Furthermore, Ghana has taken the lead in the process toward a new legally binding instrument on plastic pollution, including incorporating elements of a rights-based approach. It is also encouraging to see Ghana lead on the elaboration of an action plan on chemicals and waste for the sub-region at ECOWAS,” he said.
However, the Special Rapporteur on toxics and human rights said: “At the same time, there is weak implementation of laws concerning chemicals and wastes at the national level. This puts individuals at risk of serious human rights violations.”
Orellana said the toxic impacts of mercury use in small-scale gold mining, hazardous pesticides, plastics and e-waste exposures are particularly concerning.
“Ghana is on the receiving end of a global economy that seeks to externalise the costs of waste generation on poor developing countries. The result is exposure of workers lacking protective equipment to the hazardous substances released in the dismantling and recycling of e-wastes,” he said.
Citing Agbogbloshie, one of the world’s largest e-waste dumpsites, where thousands of people living and working there are exposed to high levels of hazardous substances, he said, “For a meagre income, children are leaving their schools to burn electronic cables for the extraction of copper.
“Mercury use in small-scale mining is contaminating soils and water sources at a national scale, compromising the rights of present and future generations,” he said.
He said the government’s National Action Plan on mercury is an important step but is not ambitious enough and does not include a phase-out date for mercury use.
“The government should ban the trade and use in mercury, champion amendments to strengthen the Minamata Convention on mercury, and address mercury use as a form of environmental crime,” he said.
He pointed out that plastic waste also is not properly managed.
“Plastics are covering beaches and burning in informal dumpsites all over the country. The National Plastic Waste Management Policy is important but effective implementation is lacking.
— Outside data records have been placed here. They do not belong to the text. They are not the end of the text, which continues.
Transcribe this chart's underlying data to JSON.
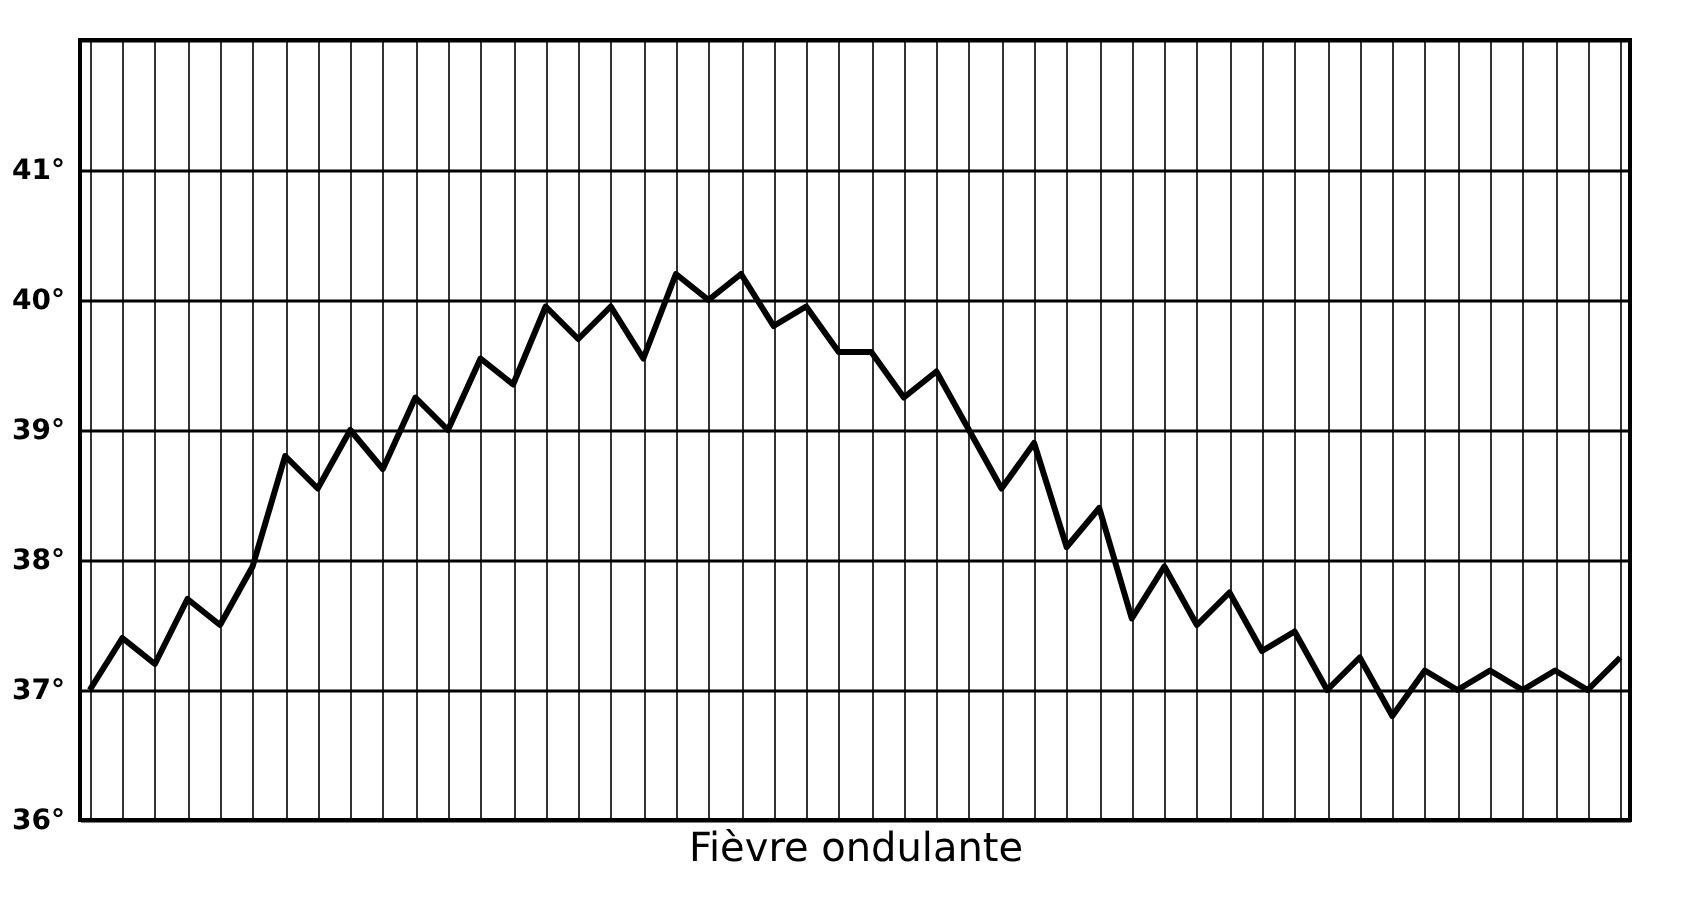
{
  "chart_data": {
    "type": "line",
    "xlabel": "Fièvre ondulante",
    "categories": [
      null,
      null,
      null,
      null,
      null,
      null,
      null,
      null,
      null,
      null,
      null,
      null,
      null,
      null,
      null,
      null,
      null,
      null,
      null,
      null,
      null,
      null,
      null,
      null,
      null,
      null,
      null,
      null,
      null,
      null,
      null,
      null,
      null,
      null,
      null,
      null,
      null,
      null,
      null,
      null,
      null,
      null,
      null,
      null,
      null,
      null,
      null,
      null
    ],
    "series": [
      {
        "color": "#000000",
        "values": [
          37.0,
          37.4,
          37.2,
          37.7,
          37.5,
          37.95,
          38.8,
          38.55,
          39.0,
          38.7,
          39.25,
          39.0,
          39.55,
          39.35,
          39.95,
          39.7,
          39.95,
          39.55,
          40.2,
          40.0,
          40.2,
          39.8,
          39.95,
          39.6,
          39.6,
          39.25,
          39.45,
          39.0,
          38.55,
          38.9,
          38.1,
          38.4,
          37.55,
          37.95,
          37.5,
          37.75,
          37.3,
          37.45,
          37.0,
          37.25,
          36.8,
          37.15,
          37.0,
          37.15,
          37.0,
          37.15,
          37.0,
          37.25
        ]
      }
    ],
    "ylim": [
      36,
      42
    ],
    "yticks": [
      {
        "value": 36,
        "label": "36°"
      },
      {
        "value": 37,
        "label": "37°"
      },
      {
        "value": 38,
        "label": "38°"
      },
      {
        "value": 39,
        "label": "39°"
      },
      {
        "value": 40,
        "label": "40°"
      },
      {
        "value": 41,
        "label": "41°"
      },
      {
        "value": 42,
        "label": null
      }
    ],
    "grid": true,
    "tick_labels": "y",
    "marker": "none",
    "line_style": "solid"
  }
}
“For instance, Ghana should consider banning single-use plastics, reducing volumes of production and establishing extended producer responsibility schemes,” he said.
He noted further that several of the pesticides used in Ghana, such as paraquat and chlorpyrifos, are banned for use in Europe because they are hazardous to human health and the environment.
“It is also alarming that one of the most widely used pesticides in the country is glyphosate, which is ‘probably carcinogenic to humans’, according to the International Agency for Research on Cancer,” he added.
“I want to highlight the abhorrent double standards of countries that ban dangerous pesticides while allowing them to be produced and exported to developing countries. But Ghana also has a responsibility to protect the human rights of its population,” he said.
He therefore, urged Ghana to take further steps to strengthen its legal framework and improve implementation and enforcement to guarantee the right to live in a clean, healthy and sustainable environment.
The Special Rapporteur will present a report with his findings and recommendations to the Human Rights Council in September 2023.